Cioè, dice la procura, alla banca temevano che l’origine del denaro fosse sporca. Il passaggio formale è ottenere un’autorizzazione del Soca, l’ufficio antiriciclaggio inglese, che però non esenta da eventuali responsabilità penali chi non si è accertato dell’origine del denaro.

Nell’email il responsabile della compliance, la conformità dell’azienda alle leggi vigenti, elenca delle ipotesi per ovviare al problema: primo, «possiamo rifiutare di pagare. FGN potrebbe quindi scegliere di citarci per recuperare i fondi il che significherebbe che il caso approderebbe in Tribunale»; secondo, «potremmo andare davanti al giudice in Nigeria, Gran Bretagna o Usa per cercare una soluzione per vie legali», anche se al momento non c’è un vero contenzioso in atto; terzo, «potremmo affermare che siamo solo disposti a fare il pagamento al conto della Banca centrale nigeriana presso Jp Morgan Chase Bank a New York, ma considerate le nostre preoccupazioni, questo sposterebbe solo il problema alla giurisdizione americana».

Secondo la procura il documento smonta la ricostruzione di Eni secondo cui Jp Morgan era tranquilla con le «approvazioni » – che tali non sono – del Soca, punto su cui Eni ha spinto molto.

Adoke Bello contro la procura milanese nel processo Opl 245

Alla fine a trovare la soluzione è ancora Adoke Bello, approvando la transazione verso Malabu con una lettera del 10 agosto 2011. «I fondi – si legge nella memoria dei pm – venivano infine inviati il 24 agosto 2011 presso due conti di Malabu Oil e Gas in Nigeria, uno presso la First Bank of Nigeria e l’altro presso Keystone Bank».

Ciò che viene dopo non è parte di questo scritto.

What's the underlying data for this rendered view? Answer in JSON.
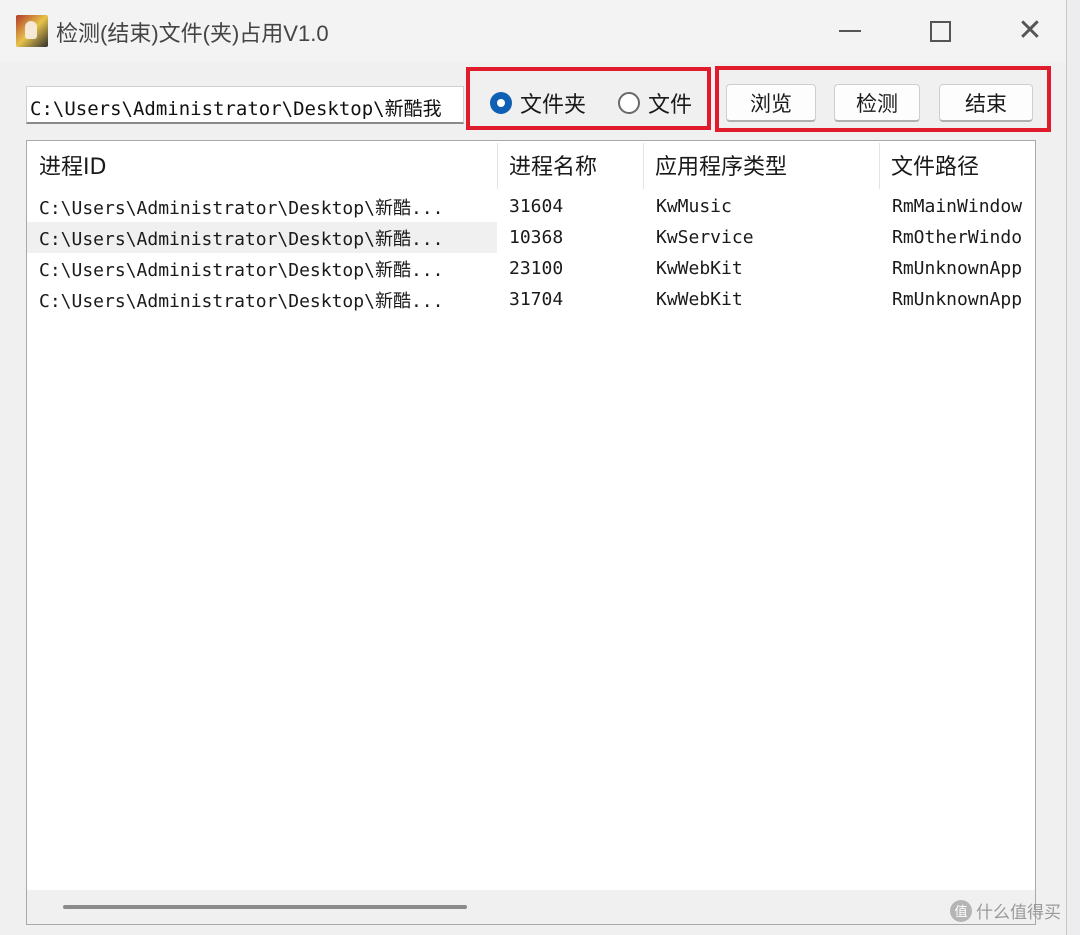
{
  "window": {
    "title": "检测(结束)文件(夹)占用V1.0",
    "controls": {
      "minimize": "—",
      "close": "✕"
    }
  },
  "toolbar": {
    "path_value": "C:\\Users\\Administrator\\Desktop\\新酷我",
    "radio_folder_label": "文件夹",
    "radio_file_label": "文件",
    "selected_radio": "folder",
    "browse_label": "浏览",
    "detect_label": "检测",
    "end_label": "结束"
  },
  "table": {
    "columns": [
      "进程ID",
      "进程名称",
      "应用程序类型",
      "文件路径"
    ],
    "rows": [
      {
        "path": "C:\\Users\\Administrator\\Desktop\\新酷...",
        "pid": "31604",
        "name": "KwMusic",
        "type": "RmMainWindow"
      },
      {
        "path": "C:\\Users\\Administrator\\Desktop\\新酷...",
        "pid": "10368",
        "name": "KwService",
        "type": "RmOtherWindo"
      },
      {
        "path": "C:\\Users\\Administrator\\Desktop\\新酷...",
        "pid": "23100",
        "name": "KwWebKit",
        "type": "RmUnknownApp"
      },
      {
        "path": "C:\\Users\\Administrator\\Desktop\\新酷...",
        "pid": "31704",
        "name": "KwWebKit",
        "type": "RmUnknownApp"
      }
    ],
    "selected_row": 1
  },
  "watermark": {
    "icon_text": "值",
    "text": "什么值得买"
  },
  "colors": {
    "highlight_box": "#e01b2b",
    "radio_selected": "#0f5fb5"
  }
}
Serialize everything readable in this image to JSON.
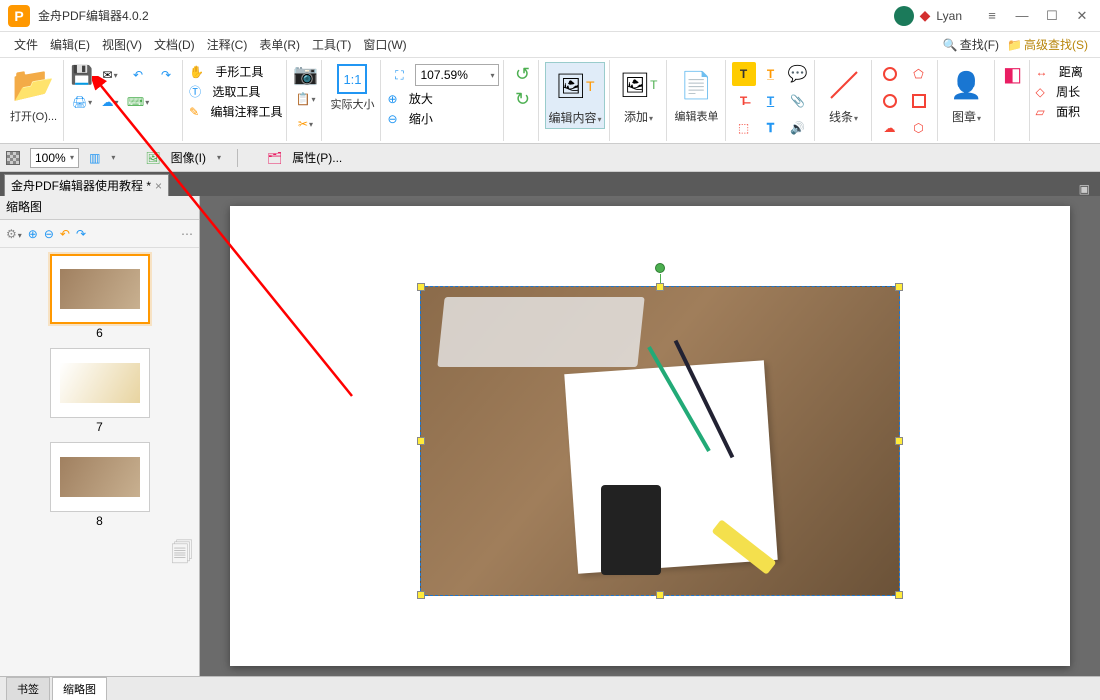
{
  "app": {
    "title": "金舟PDF编辑器4.0.2",
    "user": "Lyan"
  },
  "menus": {
    "file": "文件",
    "edit": "编辑(E)",
    "view": "视图(V)",
    "document": "文档(D)",
    "comment": "注释(C)",
    "form": "表单(R)",
    "tools": "工具(T)",
    "window": "窗口(W)",
    "find": "查找(F)",
    "advfind": "高级查找(S)"
  },
  "toolbar": {
    "open": "打开(O)...",
    "hand": "手形工具",
    "select": "选取工具",
    "annot": "编辑注释工具",
    "actual": "实际大小",
    "zoomval": "107.59%",
    "zoomin": "放大",
    "zoomout": "缩小",
    "editcontent": "编辑内容",
    "add": "添加",
    "editform": "编辑表单",
    "lines": "线条",
    "stamp": "图章",
    "distance": "距离",
    "perimeter": "周长",
    "area": "面积"
  },
  "subbar": {
    "zoom": "100%",
    "image": "图像(I)",
    "props": "属性(P)..."
  },
  "doc": {
    "tab": "金舟PDF编辑器使用教程 *"
  },
  "side": {
    "title": "缩略图",
    "p6": "6",
    "p7": "7",
    "p8": "8"
  },
  "bottom": {
    "bookmark": "书签",
    "thumbs": "缩略图"
  }
}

Adoke Bello già al termine della scorsa udienza si era fatto sentire.

«Ho letto con sgomento le notizie sul tentativo del pubblico ministero italiano di presentare prove fabbricate che mi riguardano nel procedimento Opl 245 in corso davanti a un tribunale di Milano di cui non sono parte», aveva scritto in una nota. «Possono continuare a produrre disperatamente prove e inventare bugie come vogliono, ma dovrebbero lasciare il mio nome fuori dalle loro macchinazioni. Fate loro sapere che non smetterò di smascherare le loro bugie contro di me fino a quando non sarà fatta giustizia».

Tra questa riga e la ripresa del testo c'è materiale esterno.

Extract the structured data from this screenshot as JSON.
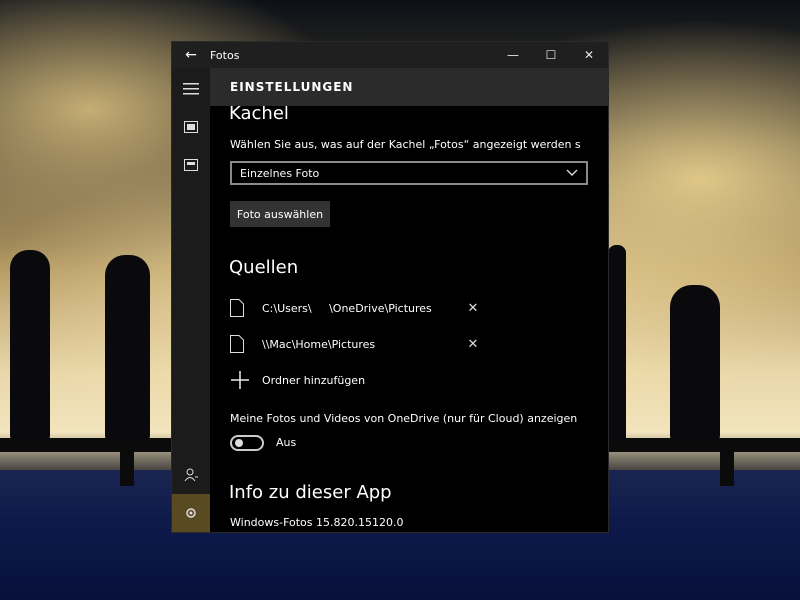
{
  "window": {
    "app_title": "Fotos",
    "controls": {
      "back": "←",
      "minimize": "—",
      "maximize": "☐",
      "close": "✕"
    }
  },
  "header": {
    "title": "EINSTELLUNGEN"
  },
  "rail": {
    "icons": [
      "hamburger-menu-icon",
      "collection-icon",
      "album-icon",
      "person-icon",
      "gear-icon"
    ],
    "active_item": "gear-icon"
  },
  "kachel": {
    "heading": "Kachel",
    "description": "Wählen Sie aus, was auf der Kachel „Fotos“ angezeigt werden s",
    "select_value": "Einzelnes Foto",
    "select_button": "Foto auswählen"
  },
  "quellen": {
    "heading": "Quellen",
    "folders": [
      {
        "path": "C:\\Users\\     \\OneDrive\\Pictures",
        "remove": "✕"
      },
      {
        "path": "\\\\Mac\\Home\\Pictures",
        "remove": "✕"
      }
    ],
    "add_folder": "Ordner hinzufügen",
    "onedrive_label": "Meine Fotos und Videos von OneDrive (nur für Cloud) anzeigen",
    "toggle_state": "Aus"
  },
  "info": {
    "heading": "Info zu dieser App",
    "version": "Windows-Fotos 15.820.15120.0"
  },
  "colors": {
    "accent": "#5a4a22",
    "window_bg": "#000000",
    "titlebar_bg": "#1f1f1f",
    "header_bg": "#2b2b2b"
  }
}
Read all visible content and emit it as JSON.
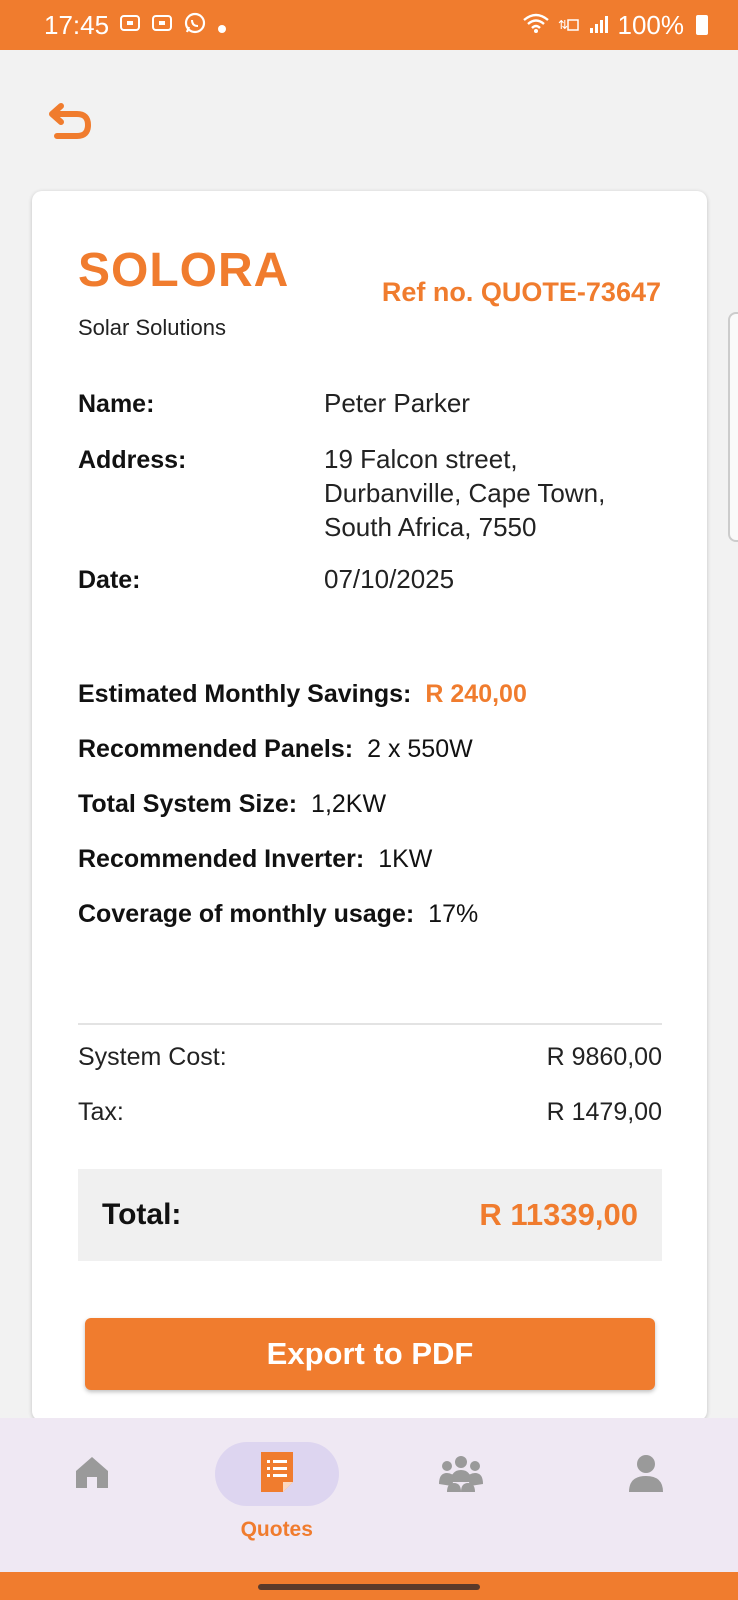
{
  "status_bar": {
    "time": "17:45",
    "notification_icons": [
      "screenshot-icon",
      "screenshot-icon",
      "whatsapp-icon",
      "dot-icon"
    ],
    "battery": "100%"
  },
  "header": {
    "back_icon": "undo-arrow-icon"
  },
  "quote": {
    "brand": "SOLORA",
    "brand_sub": "Solar Solutions",
    "ref": "Ref no. QUOTE-73647",
    "name_label": "Name:",
    "name_value": "Peter Parker",
    "address_label": "Address:",
    "address_lines": [
      "19 Falcon street,",
      "Durbanville, Cape Town,",
      "South Africa, 7550"
    ],
    "date_label": "Date:",
    "date_value": "07/10/2025",
    "stats": [
      {
        "label": "Estimated Monthly Savings:",
        "value": "R 240,00"
      },
      {
        "label": "Recommended Panels:",
        "value": "2 x 550W"
      },
      {
        "label": "Total System Size:",
        "value": "1,2KW"
      },
      {
        "label": "Recommended Inverter:",
        "value": "1KW"
      },
      {
        "label": "Coverage of monthly usage:",
        "value": "17%"
      }
    ],
    "costs": [
      {
        "label": "System Cost:",
        "value": "R 9860,00"
      },
      {
        "label": "Tax:",
        "value": "R 1479,00"
      }
    ],
    "total_label": "Total:",
    "total_value": "R 11339,00",
    "export_label": "Export to PDF"
  },
  "nav": {
    "items": [
      {
        "icon": "home-icon",
        "label": ""
      },
      {
        "icon": "quotes-icon",
        "label": "Quotes"
      },
      {
        "icon": "group-icon",
        "label": ""
      },
      {
        "icon": "profile-icon",
        "label": ""
      }
    ],
    "active_index": 1
  },
  "colors": {
    "accent": "#f07c2e",
    "nav_bg": "#efe8f3",
    "nav_active_pill": "#ddd5f0"
  }
}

L’ex ministro è imputato ad Abuja per frode e riciclaggio insieme ad Abubakar Aliyu e Dan Etete.

Secondo quanto dichiarato alla stampa nigeriana dal suo avvocato, si troverebbe a Dubai, positivo al Covid. Il processo è stato di conseguenza riaggiornato a marzo.

A dicembre 2019, proprio di rientro dal Paese del Golfo, l’ex ministro era stato tratto in arresto e in seguito scarcerato. Un anno dopo ha ottenuto dai giudici nigeriani la possibilità di tornare nell’emirato «per motivi medici». Secondo quanto concesso dai giudici della Nigeria, avrebbe dovuto fare rientro in patria entro e non oltre 10 gennaio.